The Zonal Cultural Centres have yet to make a tangible impact.
It was 25 years ago that the concept of the Zonal Cultural Centres was initiated with the idea of “taking the resurgent cultures of India out to the masses where they live instead of confining Indian Cultural Renaissance to just auditoria and galleries,” where the clientele gets limited to urban audiences and viewers. The idea was not to make these centres State-oriented but “comprise several States belonging to a composite geographical region, and sharing certain cultural similarities.” So instead of headquarters in any State capital, these centres were located at certain pivotal cultural points on the Indian map.
Thus rather than Chandigarh it was Patiala that hosted the North ZCC, Thanjavur and not Chennai that hosted the South ZCC, Santiniketan rather than Kolkata where the East ZCC was located and Udaipur rather than Jaipur where the West Zone cultural Centre had its headquarters. Dimapur became the centre for the North East ZCC, Nagpur for South Central ZCC and Allahabad for North Central ZCC. To save these centres from State Politics, it was decided to place them under the chairmanship of the Governor of the particular Zone, with adequate representation on the Governing Council and various Committees of the ZCC from all component States and Union Department/Ministry of Culture. A generous corpus fund provided by the Centre and State governments was to ensure a degree of autonomy to these centres, in conducting their work. Encouraging arts and crafts in a holistic fashion along with performing art traditions, the idea was to prioritise folk and tribal art forms (classical art forms too were to be presented) so that these artistes do not feel intimidated by classical artistes or discriminated against the elite renowned artiste class. Enough encouragement was to be given to new and upcoming artistes with the hope and expectation that senior artistes would be forthcoming in lending their support to the ZCC's.

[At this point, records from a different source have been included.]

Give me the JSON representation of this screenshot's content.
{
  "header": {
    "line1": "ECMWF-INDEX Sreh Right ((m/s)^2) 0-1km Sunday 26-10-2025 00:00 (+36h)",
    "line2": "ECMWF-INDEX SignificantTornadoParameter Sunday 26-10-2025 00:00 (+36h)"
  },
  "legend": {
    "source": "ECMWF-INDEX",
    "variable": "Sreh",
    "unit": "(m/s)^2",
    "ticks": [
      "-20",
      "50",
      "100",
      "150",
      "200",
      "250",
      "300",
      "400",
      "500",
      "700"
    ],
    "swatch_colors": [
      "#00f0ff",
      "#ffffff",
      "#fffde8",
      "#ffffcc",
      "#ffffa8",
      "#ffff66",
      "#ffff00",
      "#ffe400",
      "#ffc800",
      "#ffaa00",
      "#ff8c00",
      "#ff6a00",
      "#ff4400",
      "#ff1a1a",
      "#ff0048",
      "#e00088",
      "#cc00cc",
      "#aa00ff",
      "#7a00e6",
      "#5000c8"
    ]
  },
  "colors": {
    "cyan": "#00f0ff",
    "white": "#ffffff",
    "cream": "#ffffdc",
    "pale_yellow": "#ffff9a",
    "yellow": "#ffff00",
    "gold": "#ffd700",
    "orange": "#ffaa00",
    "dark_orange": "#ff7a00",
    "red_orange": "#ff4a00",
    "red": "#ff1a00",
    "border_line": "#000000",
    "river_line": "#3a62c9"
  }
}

What started off with high aims helping national integration through the arts and enabling them to function as an instrument of social change gradually got diluted in perspective. Zonal Centres were often headed by persons who knew little and cared even less about arts and culture. Governors and SNA representatives as ex officio members of these centres were too busy to devote much time to the working of these centres. Classical artistes dominated programme space and the tendency to choose urban areas rather than out of the way places for activities, defeated the main aim of these centres. A people-oriented calendar with cross-country cultural Yatras, participation in cattle fairs, and mass religious celebrations such as Kumbh melas and Urs where urban and rural populations can be equally involved and a whole gamut of pan-zonal art forms can be seen in all encompassing vigour and diversity, did not find enough representation. The out-reach perspective was clearly being diluted, leaving out the aam aadmi. The documentation work undertaken by these centres cannot be of the same level as the Akademies and generally the Akademies treated the Zonal Centres as the poor cousins who had to be satisfied with the crumbs from the rich man's table. Participating in programmes abroad (economically helpful) became a heady proposition further taking away from the main purpose of these centres.
The stock taking exercise under Mani Shankar Aiyar's Chairmanship with Sitakant Mahapatra and Amol Palekar as Members after an exhaustive over-view has spelt out certain guidelines for the future. Ensuring even intra-zonal cooperation is difficult. When artistes travel performing in out-of-the-way places, expecting for instance a Nagaland performer to be living for days on just rice and sambar would be unrealistic.
At last the cultural policy makers seem to have woken up and courses for training cultural administrators have started in various places. Something like the event ‘Octave' showcasing telling excerpts from the unending variety of performing art traditions of the North-East, first designed by the SNA with the Zonal Cultural Centre involved, has not only given an exposure to millions in the country to the rich culture of the North-East, but it has also opened the eyes of the artistes of the North Eastern States to several parts of India they had only heard of but never visited. To encourage website for ZCC, to start artiste insurance schemes, to have chain programmes as done by SPIC MACAY, to help Guru/Shishya Parampara schemes by ensuring some succour in old age and to have more collaboration and help from the Akademies and to increase outreach programmes is part of the guidelines which hopefully will lead to better functioning of the Zonal Centres.